Compulsory purchase türkçesi Compulsory purchase nedir

  • Devletin vatandaşına ait mülke el koyması.
  • Bir taşınmazın, kamu yararına bir etkinlikte bulunmak amacıyla, bireylerden, kamu tüzel kişiliklerince, belli bir adaletli ölçüte göre karşılığı ödenerek alınıp kamu iyeliğine geçirilmesi.
  • İstimlak.
  • Kamulaştırma.

Compulsory purchase ingilizcede ne demek, Compulsory purchase nerede nasıl kullanılır?

Compulsory : Cebri. Yükümlü. Zorlama. Zorlayıcı. Mecburi. Zorunlu.

Purchase : Alım. Elde etmek. Tecimsel olsun ya da olmasın bir nesneyi alıp verme işlemi. Manivela ile çekmek. Ele geçirmek. İştira yapmak. Kazanmak. Satın alma. Kaldıraçla kaldırmak.

Compulsory attendance : Devam mecburiyeti. Gerekli katılım. Mecburi hazır bulunma. Devam zorunluluğu.

Compulsory auction : Cebri satış. Zorunlu satış.

Compulsory construction : Kent içinde bayındırılmış ve boş tutulan bir yerbölümde belli bir süre içinde yapı yapma zorunluluğu. konut için devletçe toprak sağlandığında, bu toprak üzerinde belli bir süre içinde yapı yapmayı sağlamak amacıyla konulan zorlayıcı kentbilim kuralı. Zorla yapım.

Compulsory delay : Zorunlu geciktirme. Zorunlu gecikme.

İngilizce Compulsory purchase Türkçe anlamı, Compulsory purchase eş anlamlısı

Sözcükler, direkt olarak Compulsory purchase ile ilgili eş anlamlı kelimeler olmayabilir. Kelime anlamı benzer olan sözcükler olabilirler.

 

Divesture : Haklarından veya mülkiyetinden etme (hukuk terimi). Haklarını alma. Vazgeçme. Terketme. Giysinin veya başkaca örtünün çıkarılması.

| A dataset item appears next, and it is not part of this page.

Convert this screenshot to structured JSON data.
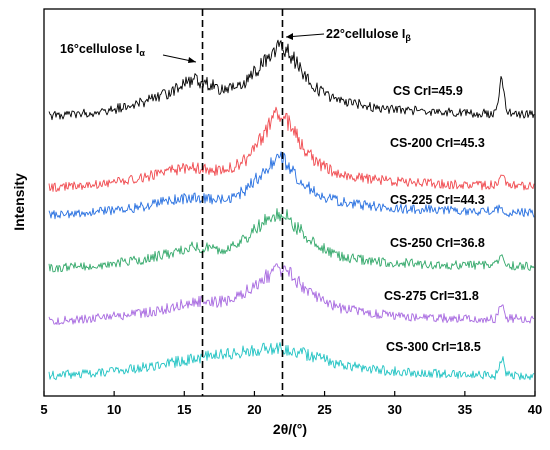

Condemnations : Mahkumiyet. Kanunen el koyma. Kınama. Suçlama. Kabahatli bulma. Mahkum etme. Ayıplama. Suçlu çıkarma.

Enacting : Performans gösterme. Oynama. Kanun koyan. Kanunla düzenleme. Karar verme. Rol ile canlandırma. Harekete geçirme. Kanun koyma. Rol olarak canlandırma.

Nationalizations : Ulusallaştırma. Millileştirme. Devletleştirme.

Expropriating : Kamulaştırmak. İstimlak etmek. Malına el koymak.

Condemnation : Mahkum etme. Ayıplama. Suçlu çıkarma. El koyma. Kabahatli bulma. Mahk-miyet. Suçlama. Kınama. Mahkumiyet.

Confiscations : Haciz. Müsadere.

Eminent domain : İstimlak hakkı. İstimval yetkisi. Kamulaştırma yetkisi. Acil dönem. İstimlak yetkisi. Kamulaştırma hakkı.

Nationalisations : Millileştirme. Vatandaşlığa kabul etme. Ülke oluşumu. Devletleştirme. Ulusal hale getirme (ayrıca nationalization). Yerlileştirme. Ulusallaştırma.

Expropriation in the public interest : Kamu yararına uygun olarak kullanılmayan ya da kullanılmaması gerekli görülen bulgunun, kamu kurumlarınca kullanılması için yapılan işlem.

Compulsory purchase synonyms : impoundage, expropriation, nationalization, expropriations, confiscation, nationalisation.